Building for every kind of user - Designing a platform that works equally well for a deaf person learning ASL as a primary language, a hearing parent learning to communicate with their child, and a student studying for an interpreter program is genuinely hard. Every UX decision - from onboarding language to how feedback is framed - had to account for a much wider range of users than a typical app.
Accomplishments That We're Proud Of
Real-time per-joint feedback with red/green landmark coloring is something we haven't seen in any existing ASL learning tool - and watching it work live, with dots snapping green as your hand finds the right position, was quite satisfying.
The AI-generated personalized study plan that adapts not just to skill level but to who you are as a learner feels like a meaningful step toward making ASL education actually accessible at scale.
Building a platform that can be fully operated through camera gestures alone - no mouse, no keyboard - and having that feel intuitive rather than gimmicky, is something we're really proud of.
What We Learned
Computer vision in the browser is both more capable and more finicky than we expected.

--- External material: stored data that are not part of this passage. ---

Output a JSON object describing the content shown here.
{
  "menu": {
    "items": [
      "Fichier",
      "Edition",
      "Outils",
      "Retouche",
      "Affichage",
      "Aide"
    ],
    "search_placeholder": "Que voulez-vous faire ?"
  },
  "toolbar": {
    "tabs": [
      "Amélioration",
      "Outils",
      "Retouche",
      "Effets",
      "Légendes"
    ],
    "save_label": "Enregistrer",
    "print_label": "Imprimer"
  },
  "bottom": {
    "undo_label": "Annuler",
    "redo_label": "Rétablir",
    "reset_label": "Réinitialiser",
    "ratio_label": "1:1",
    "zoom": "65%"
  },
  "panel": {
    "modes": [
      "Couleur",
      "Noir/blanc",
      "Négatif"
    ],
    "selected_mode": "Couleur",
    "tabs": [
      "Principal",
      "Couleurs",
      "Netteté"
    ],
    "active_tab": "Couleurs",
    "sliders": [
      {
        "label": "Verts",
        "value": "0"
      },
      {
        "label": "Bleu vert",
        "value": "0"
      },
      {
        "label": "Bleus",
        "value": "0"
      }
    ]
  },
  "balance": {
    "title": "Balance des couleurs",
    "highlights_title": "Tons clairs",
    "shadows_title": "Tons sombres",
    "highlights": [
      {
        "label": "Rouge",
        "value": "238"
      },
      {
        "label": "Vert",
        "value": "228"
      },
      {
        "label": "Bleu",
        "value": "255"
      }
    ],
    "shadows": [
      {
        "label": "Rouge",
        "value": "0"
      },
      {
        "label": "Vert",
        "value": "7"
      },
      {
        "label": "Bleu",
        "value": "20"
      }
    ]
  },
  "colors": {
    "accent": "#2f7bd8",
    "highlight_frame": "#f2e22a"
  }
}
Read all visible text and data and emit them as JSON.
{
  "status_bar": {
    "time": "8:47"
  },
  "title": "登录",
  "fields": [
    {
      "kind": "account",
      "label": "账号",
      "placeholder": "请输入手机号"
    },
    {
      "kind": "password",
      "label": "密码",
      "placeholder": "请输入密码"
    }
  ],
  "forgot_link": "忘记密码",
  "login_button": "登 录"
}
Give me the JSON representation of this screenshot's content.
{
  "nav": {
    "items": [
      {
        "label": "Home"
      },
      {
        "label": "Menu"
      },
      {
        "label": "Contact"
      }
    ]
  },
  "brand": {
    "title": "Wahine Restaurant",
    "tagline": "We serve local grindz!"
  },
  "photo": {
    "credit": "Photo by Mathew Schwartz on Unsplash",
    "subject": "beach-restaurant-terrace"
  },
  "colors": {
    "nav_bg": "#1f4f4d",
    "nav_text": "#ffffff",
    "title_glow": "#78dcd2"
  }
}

MediaPipe gives you incredible power for free, but translating raw landmark coordinates into feedback that feels helpful rather than noisy required a lot of iteration. Moreso, acquiring datasets in the format we want and having a diverse set of points to work with is not super easy when it comes to mapping three-dimensional points.
We also learned that accessibility isn't a feature you bolt on at the end - it has to be a design constraint from the beginning. Building gesture navigation into the core of the app rather than as an afterthought changed how we thought about every interaction.
And perhaps most importantly: scoping matters. We had much bigger plans. Shipping the core loop - learn a sign, practice it, get real feedback, improve - and making that feel polished was the right call for us.
What's Next for ActSignLearn
We're just getting started. On the near-term roadmap:
- Expanded deck library - numbers, common phrases, themed vocabulary sets (family, school, medical, emergency)
- VR and hardware components - immersive signing environments and haptic feedback gloves that tell you physically when a finger is in the wrong position
- Community features - leaderboards, streaks, and the ability to practice with friends or join study groups
- Voice-enabled navigation for users who prefer audio cues alongside visual feedback
- Reward-based learning system with badges, milestones, and personalized challenges
- Instructor dashboard - a tool for ASL teachers to track student progress across a class
- Personalized themes - UI customization based on user preferences and accessibility needs
ASL is a full, rich language. ActSignLearn is built to go the distance with it.